Pemisahan
Kekayaan Negara di BUMN
W Riawan Tjandra ; Pengajar Hukum Keuangan Negara, Fakultas Hukum Universitas Atma
Jaya Yogyakarta
|
KOMPAS,
01 Oktober 2014
MAHKAMAH Konstitusi, melalui
Putusan MK No 48 dan 62/PUU-XI/2013 yang dibacakan tanggal 18 September 2014,
telah mengukuhkan status kekayaan negara yang bersumber dari keuangan negara
dan dipisahkan dari APBN untuk disertakan menjadi penyertaan modal di BUMN
tetap menjadi bagian dari rezim keuangan negara. Hal itu telah mengakhiri
perdebatan mengenai frasa ”kekayaan
yang dipisahkan pada perusahaan negara/perusahaan daerah” dalam Pasal 2
Huruf g Undang-Undang Nomor 17 Tahun 2003 tentang Keuangan Negara yang
merupakan salah satu unsur dari keuangan negara.
Meskipun UU Nomor 17 Tahun 2003 dengan tegas telah menempatkan kekayaan
yang dipisahkan pada BUMN merupakan bagian dari keuangan negara, ketentuan
tersebut sering dibenturkan dengan pandangan yang menganut prinsip otonomi
badan hukum privat dan teori transformasi keuangan negara.
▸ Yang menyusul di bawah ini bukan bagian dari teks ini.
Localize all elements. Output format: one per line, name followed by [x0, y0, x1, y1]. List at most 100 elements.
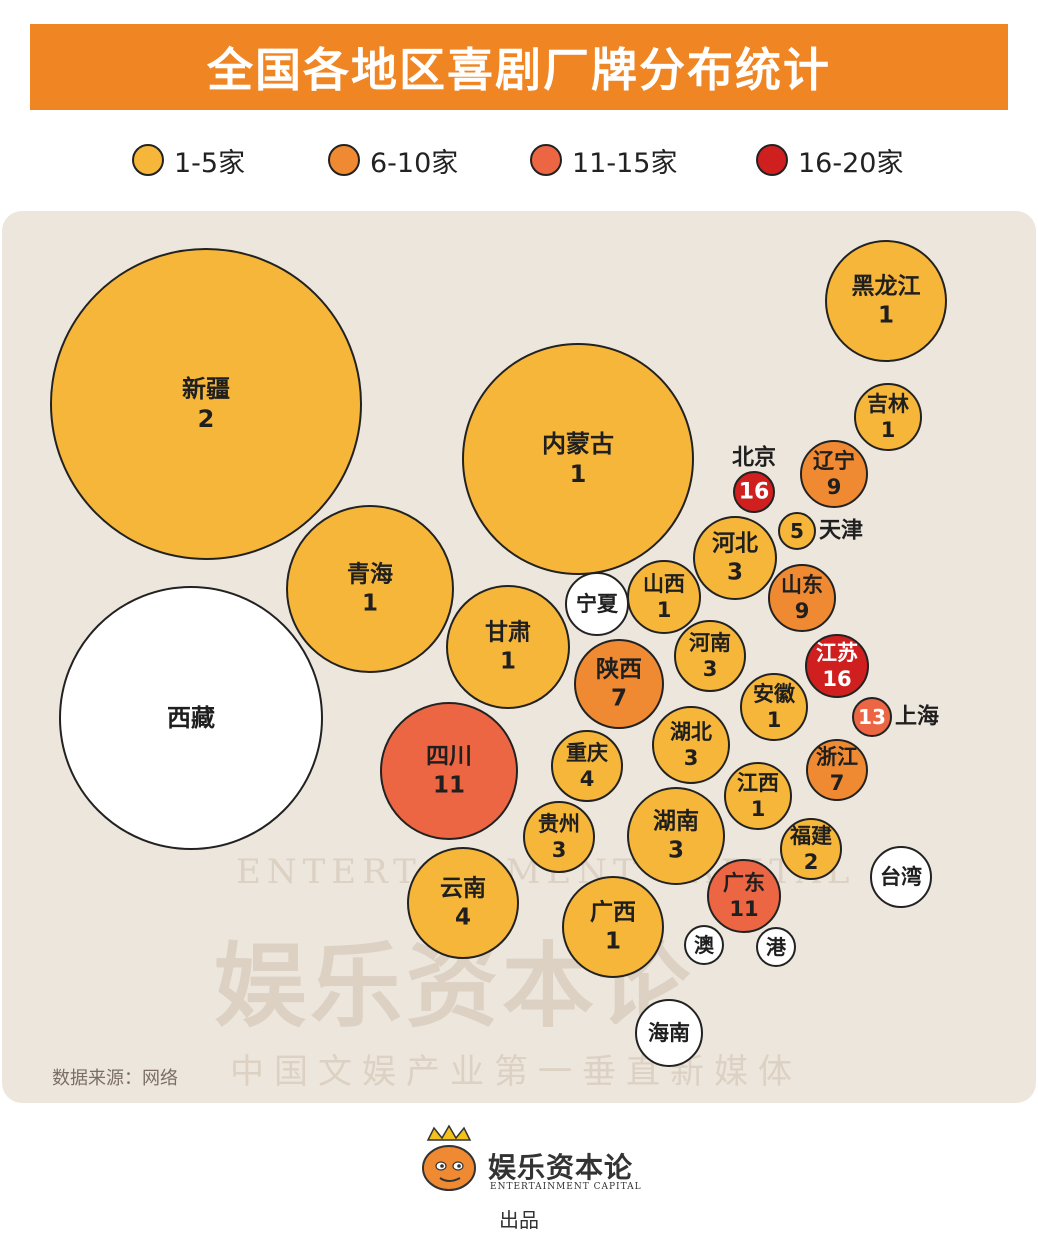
bubble-circle: [286, 505, 454, 673]
bubble-circle: [562, 876, 664, 978]
bubble-湖南: 湖南3: [627, 787, 725, 885]
bubble-circle: [852, 697, 892, 737]
bubble-label: 澳: [694, 933, 715, 957]
bubble-circle: [805, 634, 869, 698]
bubble-贵州: 贵州3: [523, 801, 595, 873]
bubble-value: 5: [790, 519, 804, 543]
bubble-吉林: 吉林1: [854, 383, 922, 451]
bubble-circle: [635, 999, 703, 1067]
bubble-福建: 福建2: [780, 818, 842, 880]
brand-logo-icon: [422, 1124, 476, 1191]
legend-label: 11-15家: [572, 147, 678, 179]
bubble-value: 9: [795, 599, 810, 623]
bubble-value: 1: [605, 928, 621, 954]
legend-label: 16-20家: [798, 147, 904, 179]
bubble-label: 吉林: [867, 392, 909, 416]
bubble-value: 1: [362, 590, 378, 616]
bubble-circle: [407, 847, 519, 959]
legend-swatch: [756, 144, 788, 176]
bubble-circle: [551, 730, 623, 802]
bubble-value: 2: [804, 850, 819, 874]
bubble-label: 安徽: [753, 682, 796, 706]
bubble-浙江: 浙江7: [806, 739, 868, 801]
legend-item-3: 11-15家: [530, 140, 677, 180]
footer-credit: 出品: [499, 1208, 539, 1232]
bubble-西藏: 西藏: [59, 586, 323, 850]
bubble-circle: [733, 471, 775, 513]
bubble-value: 16: [739, 480, 770, 505]
bubble-value: 7: [830, 771, 845, 795]
bubble-circle: [854, 383, 922, 451]
bubble-value: 4: [580, 767, 595, 791]
bubble-label: 西藏: [167, 704, 215, 732]
bubble-label: 四川: [426, 744, 472, 770]
bubble-value: 3: [668, 837, 684, 863]
bubble-label: 港: [766, 935, 787, 959]
bubble-circle: [693, 516, 777, 600]
bubble-label: 福建: [789, 824, 832, 848]
bubble-湖北: 湖北3: [652, 706, 730, 784]
bubble-circle: [59, 586, 323, 850]
bubble-label: 湖北: [670, 720, 712, 744]
bubble-label: 台湾: [880, 865, 922, 889]
bubble-label: 江西: [737, 771, 779, 795]
bubble-澳: 澳: [684, 925, 724, 965]
bubble-新疆: 新疆2: [50, 248, 362, 560]
bubble-circle: [627, 787, 725, 885]
bubble-circle: [825, 240, 947, 362]
bubble-circle: [780, 818, 842, 880]
legend-item-1: 1-5家: [132, 140, 245, 180]
bubble-circle: [462, 343, 694, 575]
title-bar: 全国各地区喜剧厂牌分布统计: [30, 24, 1008, 110]
bubble-label: 广东: [723, 871, 765, 895]
legend-swatch: [132, 144, 164, 176]
bubble-label: 贵州: [538, 812, 580, 836]
bubble-value: 1: [881, 418, 896, 442]
bubble-circle: [778, 512, 816, 550]
legend-item-4: 16-20家: [756, 140, 903, 180]
bubble-label: 天津: [819, 518, 863, 544]
bubble-label: 新疆: [182, 375, 230, 403]
bubble-value: 2: [198, 405, 215, 433]
bubble-value: 9: [827, 475, 842, 499]
page-title: 全国各地区喜剧厂牌分布统计: [207, 43, 831, 97]
bubble-value: 11: [729, 897, 758, 921]
legend-label: 1-5家: [174, 147, 246, 179]
legend: 1-5家 6-10家 11-15家 16-20家: [0, 140, 1038, 180]
bubble-label: 青海: [347, 561, 393, 588]
bubble-circle: [652, 706, 730, 784]
bubble-label: 湖南: [653, 809, 699, 835]
bubble-山东: 山东9: [768, 564, 836, 632]
bubble-circle: [50, 248, 362, 560]
bubble-河北: 河北3: [693, 516, 777, 600]
bubble-label: 北京: [732, 445, 776, 471]
bubble-山西: 山西1: [627, 560, 701, 634]
legend-swatch: [530, 144, 562, 176]
bubble-label: 山西: [643, 572, 685, 596]
bubble-label: 山东: [781, 573, 823, 597]
bubble-circle: [674, 620, 746, 692]
bubble-circle: [380, 702, 518, 840]
bubble-label: 宁夏: [576, 592, 619, 616]
bubble-辽宁: 辽宁9: [800, 440, 868, 508]
bubble-value: 3: [727, 559, 743, 585]
bubble-label: 云南: [440, 876, 486, 902]
bubble-江西: 江西1: [724, 762, 792, 830]
bubble-label: 河南: [689, 631, 731, 655]
bubble-circle: [756, 927, 796, 967]
bubble-安徽: 安徽1: [740, 673, 808, 741]
bubble-广西: 广西1: [562, 876, 664, 978]
bubble-circle: [806, 739, 868, 801]
footer-brand-en: ENTERTAINMENT CAPITAL: [490, 1182, 642, 1192]
data-source: 数据来源：网络: [52, 1068, 178, 1089]
bubble-上海: 13 上海: [852, 697, 939, 737]
bubble-label: 重庆: [566, 741, 608, 765]
bubble-青海: 青海1: [286, 505, 454, 673]
bubble-circle: [707, 859, 781, 933]
bubble-circle: [523, 801, 595, 873]
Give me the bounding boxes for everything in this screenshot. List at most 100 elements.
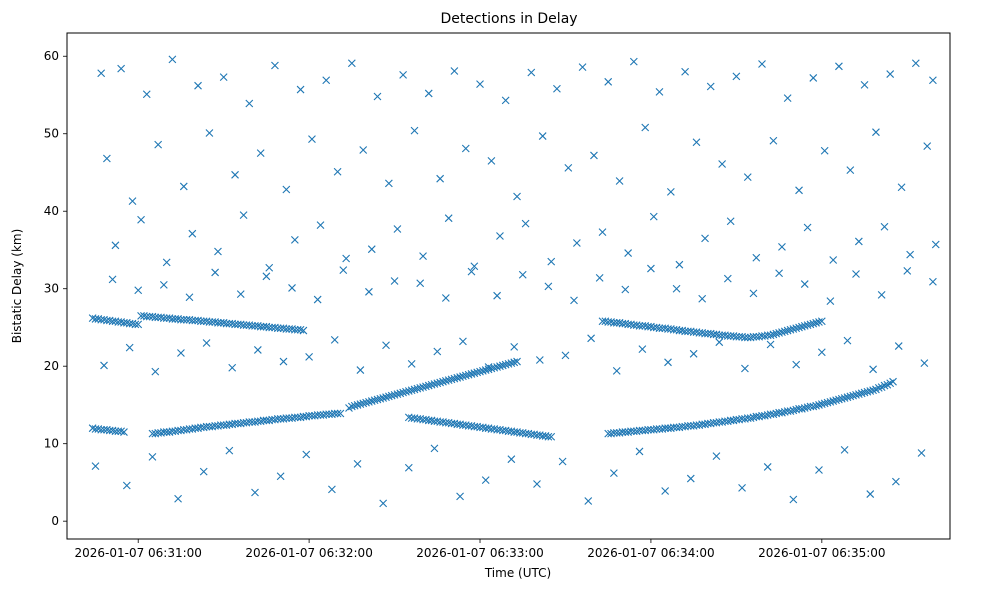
- scatter-point: [359, 399, 368, 408]
- scatter-point: [168, 55, 177, 64]
- scatter-point: [772, 329, 781, 338]
- scatter-point: [487, 156, 496, 165]
- scatter-point: [547, 432, 556, 441]
- scatter-point: [843, 336, 852, 345]
- scatter-point: [424, 381, 433, 390]
- scatter-point: [333, 167, 342, 176]
- scatter-point: [504, 359, 513, 368]
- scatter-point: [276, 472, 285, 481]
- scatter-point: [746, 414, 755, 423]
- scatter-point: [222, 319, 231, 328]
- scatter-point: [513, 192, 521, 201]
- scatter-point: [97, 425, 106, 434]
- scatter-point: [387, 391, 396, 400]
- scatter-point: [402, 387, 410, 396]
- scatter-point: [179, 315, 188, 324]
- scatter-point: [778, 328, 786, 336]
- scatter-point: [256, 322, 265, 331]
- scatter-point: [282, 325, 291, 333]
- scatter-point: [664, 358, 672, 367]
- scatter-point: [692, 138, 701, 147]
- scatter-point: [689, 349, 698, 358]
- scatter-point: [647, 264, 655, 273]
- scatter-point: [444, 376, 453, 385]
- scatter-point: [809, 319, 818, 328]
- scatter-point: [313, 295, 322, 304]
- scatter-point: [384, 179, 393, 188]
- scatter-point: [587, 334, 595, 343]
- scatter-point: [131, 320, 140, 329]
- scatter-point: [872, 128, 880, 137]
- scatter-point: [812, 401, 821, 410]
- scatter-point: [835, 62, 843, 71]
- scatter-point: [484, 365, 493, 374]
- scatter-point: [413, 384, 422, 393]
- scatter-point: [296, 325, 305, 334]
- scatter-point: [159, 428, 168, 436]
- scatter-point: [259, 416, 268, 425]
- scatter-point: [803, 321, 812, 330]
- scatter-point: [399, 70, 407, 79]
- scatter-point: [473, 368, 482, 377]
- scatter-point: [698, 294, 707, 303]
- scatter-point: [262, 272, 271, 281]
- scatter-point: [649, 212, 658, 221]
- scatter-point: [199, 467, 208, 476]
- scatter-point: [618, 428, 627, 436]
- scatter-point: [128, 197, 137, 206]
- scatter-point: [308, 135, 316, 144]
- scatter-point: [328, 485, 336, 494]
- scatter-point: [635, 447, 644, 456]
- scatter-point: [322, 76, 331, 85]
- scatter-point: [447, 375, 456, 384]
- scatter-point: [929, 76, 937, 85]
- scatter-point: [336, 409, 345, 418]
- y-tick-label: 0: [51, 514, 59, 528]
- scatter-point: [866, 387, 875, 395]
- scatter-point: [929, 277, 937, 286]
- scatter-point: [911, 59, 920, 68]
- scatter-point: [382, 341, 390, 350]
- scatter-point: [125, 343, 134, 352]
- scatter-point: [681, 327, 689, 336]
- scatter-point: [205, 129, 214, 137]
- scatter-point: [795, 323, 803, 332]
- scatter-point: [743, 173, 752, 182]
- scatter-point: [450, 67, 459, 75]
- scatter-point: [120, 428, 128, 436]
- scatter-point: [91, 462, 100, 471]
- scatter-point: [732, 332, 741, 341]
- scatter-point: [248, 322, 257, 330]
- scatter-point: [342, 254, 351, 263]
- y-axis-label: Bistatic Delay (km): [10, 229, 24, 344]
- scatter-point: [367, 245, 376, 254]
- scatter-point: [424, 89, 433, 98]
- scatter-point: [501, 360, 510, 369]
- x-tick-label: 2026-01-07 06:33:00: [416, 546, 543, 560]
- scatter-point: [179, 182, 188, 191]
- scatter-point: [253, 346, 262, 354]
- scatter-point: [820, 399, 829, 408]
- scatter-point: [769, 410, 778, 419]
- scatter-point: [889, 377, 897, 386]
- scatter-point: [820, 146, 829, 155]
- scatter-point: [815, 466, 823, 474]
- scatter-point: [789, 495, 798, 504]
- scatter-point: [521, 219, 530, 228]
- scatter-point: [373, 395, 382, 404]
- scatter-point: [316, 221, 325, 230]
- scatter-point: [282, 414, 291, 423]
- scatter-point: [404, 387, 413, 395]
- scatter-point: [610, 318, 618, 327]
- scatter-point: [265, 263, 274, 272]
- scatter-point: [370, 396, 379, 405]
- scatter-point: [134, 286, 143, 295]
- scatter-point: [780, 327, 789, 336]
- scatter-point: [102, 154, 111, 163]
- scatter-point: [330, 335, 339, 344]
- scatter-point: [100, 361, 108, 370]
- scatter-point: [410, 385, 419, 394]
- scatter-point: [769, 136, 778, 145]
Pandangan yang pertama tersebut menyatakan bahwa dengan perubahan
bentuk hukum suatu BUMN menjadi PT persero, status kekayaan negara yang
bersumber dari pemisahan keuangan negara di BUMN yang dalam UU Nomor 19 Tahun
2003 tentang BUMN dikatakan tak lagi tunduk pada prinsip-prinsip pengelolaan
APBN, seakan-akan tak lagi terjamah oleh sistem pengawasan BPK terhadap
penggunaan uang yang bersumber dari APBN tersebut.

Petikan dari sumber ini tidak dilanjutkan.